Dans sa déclaration diffusée sur la chaine Rassemblement webtv, M. Bictogo indique que son parti a mis en place « une méthodologie » qui lui permet d’avancer ces chiffres sans risque de se tromper. Dans l’impossibilité de le joindre en personne pour évoquer cette méthodologie, l’on a pu échanger avec une source au sein du parti sur cette « méthodologie » mis en avant par le Directeur exécutif du parti au pouvoir.

Pour comprendre cette « méthodologie », il faut remonter à une autre polémique. Celle sur le paiement de la somme de 5 000 FCFA pour se faire établir une carte nationale d’identité. « Tout par de là » commence notre source au sein du parti. Elle poursuit « le parti a mobilisé les militants à s’inscrire et d’autres personnes en payant les 5 000 FCFA pour la carte nationale d’identité. Ainsi on enregistre les personnes auxquelles on donne les 5 000 FCFA pour la carte d’identité qui vont ensuite se faire enrôler sur la liste électorale ». Serait-ce donc « la méthodologie » qui permet au directeur exécutif du RHDP d’affirmer que les ¾ des nouveaux inscrits sur la liste électorale sont des militants du RHDP ? Recontacté plusieurs fois, le chef de cabinet de M. Bictogo a promis une réponse qui n’est jamais venue.

Mais grâce à cette vérification, il est établi que M. Bictogo a bien tenu les propos relayés par des médias.

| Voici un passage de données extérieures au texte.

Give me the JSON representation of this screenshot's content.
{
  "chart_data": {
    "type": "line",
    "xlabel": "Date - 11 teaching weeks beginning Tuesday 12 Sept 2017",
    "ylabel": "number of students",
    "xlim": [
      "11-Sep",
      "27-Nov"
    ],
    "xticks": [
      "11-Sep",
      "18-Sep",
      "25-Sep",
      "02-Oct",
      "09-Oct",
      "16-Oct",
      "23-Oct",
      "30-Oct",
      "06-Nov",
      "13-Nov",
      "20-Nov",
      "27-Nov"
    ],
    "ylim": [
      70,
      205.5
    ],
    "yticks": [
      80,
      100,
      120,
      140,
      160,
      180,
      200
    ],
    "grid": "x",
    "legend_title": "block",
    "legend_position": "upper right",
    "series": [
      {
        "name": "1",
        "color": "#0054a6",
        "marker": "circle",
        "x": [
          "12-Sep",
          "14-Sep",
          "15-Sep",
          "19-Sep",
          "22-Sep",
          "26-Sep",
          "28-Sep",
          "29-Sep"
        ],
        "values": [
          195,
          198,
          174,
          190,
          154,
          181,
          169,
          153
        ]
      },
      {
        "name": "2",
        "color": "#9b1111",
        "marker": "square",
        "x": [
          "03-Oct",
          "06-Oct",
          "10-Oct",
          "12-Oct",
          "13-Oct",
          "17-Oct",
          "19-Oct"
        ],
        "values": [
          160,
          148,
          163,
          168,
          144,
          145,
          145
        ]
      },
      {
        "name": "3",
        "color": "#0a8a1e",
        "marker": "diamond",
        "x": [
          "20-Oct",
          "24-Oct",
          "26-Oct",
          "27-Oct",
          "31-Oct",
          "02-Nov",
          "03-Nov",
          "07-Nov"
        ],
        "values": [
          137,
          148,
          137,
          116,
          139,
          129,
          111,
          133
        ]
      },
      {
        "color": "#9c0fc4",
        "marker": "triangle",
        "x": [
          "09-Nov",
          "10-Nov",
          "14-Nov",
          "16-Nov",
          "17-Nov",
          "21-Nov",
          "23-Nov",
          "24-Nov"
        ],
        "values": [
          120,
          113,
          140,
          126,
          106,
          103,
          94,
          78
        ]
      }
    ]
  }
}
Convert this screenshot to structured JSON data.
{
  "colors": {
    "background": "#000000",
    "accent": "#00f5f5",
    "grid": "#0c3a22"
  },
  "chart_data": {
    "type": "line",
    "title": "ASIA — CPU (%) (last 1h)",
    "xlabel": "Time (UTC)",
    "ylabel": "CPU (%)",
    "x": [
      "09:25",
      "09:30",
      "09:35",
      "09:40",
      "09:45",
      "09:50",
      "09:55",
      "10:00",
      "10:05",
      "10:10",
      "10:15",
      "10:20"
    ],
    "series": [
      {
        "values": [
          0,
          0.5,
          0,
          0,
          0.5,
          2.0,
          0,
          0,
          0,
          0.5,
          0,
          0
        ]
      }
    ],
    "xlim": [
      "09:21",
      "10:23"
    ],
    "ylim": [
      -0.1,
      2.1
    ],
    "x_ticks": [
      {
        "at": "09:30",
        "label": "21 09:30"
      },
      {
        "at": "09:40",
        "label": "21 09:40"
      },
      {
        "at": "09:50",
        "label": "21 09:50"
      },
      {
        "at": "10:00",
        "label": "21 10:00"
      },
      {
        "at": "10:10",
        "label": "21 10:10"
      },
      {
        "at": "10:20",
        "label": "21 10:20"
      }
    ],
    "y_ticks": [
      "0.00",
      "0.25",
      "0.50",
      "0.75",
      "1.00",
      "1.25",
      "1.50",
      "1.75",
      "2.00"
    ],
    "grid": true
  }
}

Ensuite la CEI indique n’avoir aucune possibilité de connaitre la couleur politique des nouveaux inscrits sur la liste électorale à partir des données qu’elle collecte. Par ailleurs, selon un expert juriste, la collecte même de telles données serait totalement illégale dans une démocratie. Une source au sein du RHDP indique la méthodologie mis en place par le parti. Cela suffit-il à conclure que les chiffres avancés par le secrétaire exécutif Adama Bictogo sont faux ? Chacun fera son opinion au vu des éléments dans cet article.